Sir John, writing in the News of the World, said militants trained by Osama bin Laden "fester" across the country.
But the Liberal Democrats accused him of sending "mixed messages" adding to an already "complicated situation".
The Prevention of Terrorism Bill, which passed through the Commons by 14 votes last week, faces further opposition when it reaches the House of Lords next week.
Among the proposals for terror suspects are house arrest, curfew, tagging and bans on internet and telephone use.
But civil rights groups have criticised the government plans and called for an end to detention without trial.
Foreign terror suspects are held at Belmarsh prison in London without trial, even though Law lords have ruled this breaches human rights legislation.
And critics say the principles of justice and human rights are fundamental to British law and should not be lost.
But Sir John said any delay in enacting the legislation would bring "comfort" to al-Qaeda.
He said there were small networks of militants who had been trained by Osama bin Laden and had "spawned and continue to fester" in British towns and cities.

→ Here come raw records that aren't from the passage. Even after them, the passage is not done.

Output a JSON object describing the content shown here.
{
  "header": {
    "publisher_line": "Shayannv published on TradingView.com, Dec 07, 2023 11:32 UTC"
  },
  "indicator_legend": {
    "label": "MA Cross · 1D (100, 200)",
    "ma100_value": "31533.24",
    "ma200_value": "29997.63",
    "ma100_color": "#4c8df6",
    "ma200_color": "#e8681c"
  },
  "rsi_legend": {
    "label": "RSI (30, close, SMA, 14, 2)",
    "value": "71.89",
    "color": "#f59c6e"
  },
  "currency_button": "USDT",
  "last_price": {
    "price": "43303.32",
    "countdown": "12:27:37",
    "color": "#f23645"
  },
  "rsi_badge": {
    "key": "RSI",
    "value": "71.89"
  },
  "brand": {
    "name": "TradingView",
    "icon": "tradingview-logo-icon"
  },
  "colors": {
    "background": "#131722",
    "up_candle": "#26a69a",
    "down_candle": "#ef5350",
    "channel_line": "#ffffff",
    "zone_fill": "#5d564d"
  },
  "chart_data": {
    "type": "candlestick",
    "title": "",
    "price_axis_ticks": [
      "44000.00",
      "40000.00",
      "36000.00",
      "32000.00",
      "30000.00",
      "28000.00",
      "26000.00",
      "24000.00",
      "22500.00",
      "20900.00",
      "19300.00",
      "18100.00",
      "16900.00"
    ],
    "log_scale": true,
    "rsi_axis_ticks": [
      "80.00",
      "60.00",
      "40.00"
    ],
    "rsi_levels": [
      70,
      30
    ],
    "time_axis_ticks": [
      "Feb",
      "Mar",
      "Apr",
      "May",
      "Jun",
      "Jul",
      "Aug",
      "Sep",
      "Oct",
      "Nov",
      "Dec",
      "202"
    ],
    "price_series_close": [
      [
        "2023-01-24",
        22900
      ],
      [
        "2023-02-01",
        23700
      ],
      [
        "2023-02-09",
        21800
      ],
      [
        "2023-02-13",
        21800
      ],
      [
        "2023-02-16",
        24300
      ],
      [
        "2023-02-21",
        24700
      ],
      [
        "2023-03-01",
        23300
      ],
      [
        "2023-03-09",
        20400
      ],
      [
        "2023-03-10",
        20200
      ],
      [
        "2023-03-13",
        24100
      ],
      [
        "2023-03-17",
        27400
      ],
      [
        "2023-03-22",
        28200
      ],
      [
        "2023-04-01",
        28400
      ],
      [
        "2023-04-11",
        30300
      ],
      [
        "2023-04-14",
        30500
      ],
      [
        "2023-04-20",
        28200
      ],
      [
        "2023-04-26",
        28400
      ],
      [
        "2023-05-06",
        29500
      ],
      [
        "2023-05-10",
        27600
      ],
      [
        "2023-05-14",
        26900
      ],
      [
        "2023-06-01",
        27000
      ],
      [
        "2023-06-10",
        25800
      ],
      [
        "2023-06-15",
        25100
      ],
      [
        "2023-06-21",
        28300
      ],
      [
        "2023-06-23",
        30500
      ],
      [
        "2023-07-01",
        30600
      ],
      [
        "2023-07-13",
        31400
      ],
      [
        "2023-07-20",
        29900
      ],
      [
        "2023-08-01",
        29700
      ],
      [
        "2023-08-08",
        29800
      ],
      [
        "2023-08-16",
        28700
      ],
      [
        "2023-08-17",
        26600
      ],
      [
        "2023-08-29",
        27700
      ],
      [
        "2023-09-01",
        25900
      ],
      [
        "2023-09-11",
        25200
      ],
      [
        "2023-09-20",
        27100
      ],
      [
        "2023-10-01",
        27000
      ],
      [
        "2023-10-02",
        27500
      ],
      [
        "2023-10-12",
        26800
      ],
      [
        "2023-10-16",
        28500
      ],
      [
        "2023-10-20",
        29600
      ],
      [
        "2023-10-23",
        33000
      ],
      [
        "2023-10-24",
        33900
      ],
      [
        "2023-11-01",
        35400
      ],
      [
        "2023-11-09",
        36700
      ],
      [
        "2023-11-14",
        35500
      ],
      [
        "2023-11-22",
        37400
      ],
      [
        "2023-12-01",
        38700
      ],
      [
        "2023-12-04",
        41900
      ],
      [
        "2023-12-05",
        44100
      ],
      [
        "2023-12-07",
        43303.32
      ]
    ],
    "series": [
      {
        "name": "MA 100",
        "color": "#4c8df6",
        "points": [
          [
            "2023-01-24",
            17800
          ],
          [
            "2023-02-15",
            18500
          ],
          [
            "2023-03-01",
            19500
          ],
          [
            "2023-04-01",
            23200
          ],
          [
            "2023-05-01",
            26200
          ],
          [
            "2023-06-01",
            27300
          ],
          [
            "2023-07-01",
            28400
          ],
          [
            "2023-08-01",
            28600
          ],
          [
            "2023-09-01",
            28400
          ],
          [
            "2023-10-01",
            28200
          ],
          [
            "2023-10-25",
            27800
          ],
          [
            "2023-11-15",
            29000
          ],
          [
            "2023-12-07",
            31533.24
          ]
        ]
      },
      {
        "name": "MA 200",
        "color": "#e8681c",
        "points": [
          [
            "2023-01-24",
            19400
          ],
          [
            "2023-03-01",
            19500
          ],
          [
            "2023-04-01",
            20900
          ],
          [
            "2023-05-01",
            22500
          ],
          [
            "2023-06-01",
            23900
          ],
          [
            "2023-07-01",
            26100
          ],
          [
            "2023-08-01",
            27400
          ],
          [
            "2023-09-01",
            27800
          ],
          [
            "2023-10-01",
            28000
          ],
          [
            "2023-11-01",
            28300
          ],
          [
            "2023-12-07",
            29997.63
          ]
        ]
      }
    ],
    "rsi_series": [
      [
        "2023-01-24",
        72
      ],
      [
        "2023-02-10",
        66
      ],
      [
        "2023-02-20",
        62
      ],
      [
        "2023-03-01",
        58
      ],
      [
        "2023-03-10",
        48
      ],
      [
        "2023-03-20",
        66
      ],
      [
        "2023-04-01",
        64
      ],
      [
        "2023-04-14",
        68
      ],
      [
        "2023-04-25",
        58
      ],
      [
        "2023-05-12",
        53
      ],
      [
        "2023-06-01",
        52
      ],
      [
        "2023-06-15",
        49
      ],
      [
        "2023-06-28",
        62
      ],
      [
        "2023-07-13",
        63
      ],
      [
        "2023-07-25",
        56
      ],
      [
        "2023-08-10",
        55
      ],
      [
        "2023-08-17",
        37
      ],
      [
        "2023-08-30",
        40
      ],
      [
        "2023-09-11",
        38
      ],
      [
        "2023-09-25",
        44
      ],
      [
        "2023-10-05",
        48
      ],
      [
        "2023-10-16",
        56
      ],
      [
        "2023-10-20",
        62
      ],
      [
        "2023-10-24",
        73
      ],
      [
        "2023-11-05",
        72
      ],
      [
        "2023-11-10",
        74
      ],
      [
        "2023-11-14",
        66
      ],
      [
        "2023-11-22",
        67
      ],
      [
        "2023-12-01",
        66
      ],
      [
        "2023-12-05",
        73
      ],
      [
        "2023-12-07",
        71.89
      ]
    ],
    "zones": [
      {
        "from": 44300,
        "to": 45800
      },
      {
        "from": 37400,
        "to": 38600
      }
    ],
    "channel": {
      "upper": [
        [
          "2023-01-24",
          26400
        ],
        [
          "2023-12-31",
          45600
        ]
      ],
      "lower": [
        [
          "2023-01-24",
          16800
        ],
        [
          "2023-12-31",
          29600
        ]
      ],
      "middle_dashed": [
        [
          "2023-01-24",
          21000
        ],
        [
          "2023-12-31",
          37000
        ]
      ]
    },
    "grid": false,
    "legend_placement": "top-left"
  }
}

"The main opposition to the Bill, it seems to me, is from people who simply haven't understood the brutal reality of the world we live in and the true horror of the terrorism we face," Sir John wrote.
Sir John said intelligence reports made his hair 'stand on end'
Liberal Democrat home affairs spokesman Mark Oaten said: "While Sir John is right to highlight the serious threat that we face we believe that strong principles of justice will not undermine national security.
"Of more concern are his comments that the current Belmarsh detainees pose a serious threat.
"This conflicts with the home secretary's opinion that they will not need to be placed under house arrest when they leave Belmarsh.
"These mixed messages are unhelpful in an already complicated situation."
Sir John said he had read intelligence on all of the foreign suspects currently being held without trial in prisons such as Belmarsh, and said they should be kept under "lock and key".
He said it should be down to judges, rather than just for politicians, to decide whether suspects were placed under house arrest.
But he said his hair had been made to "stand on end" reading reports of attacks militants planned to carry out in Britain.
He said the conviction of British-born militants such as Richard Reid showed the threat did not just come from overseas.
"The brutal truth is that there are more just like them, as much British citizens as you and I, living here now just waiting to kill and be killed in their awful misguided cause," he wrote.
The BBC's Danny Shaw said: "The language is very strong and may put some people off from the central thrust of what he's saying.
"But what he is saying, quite clearly, is the threat that is faced in the UK at the moment is not understood by people opposing the bill."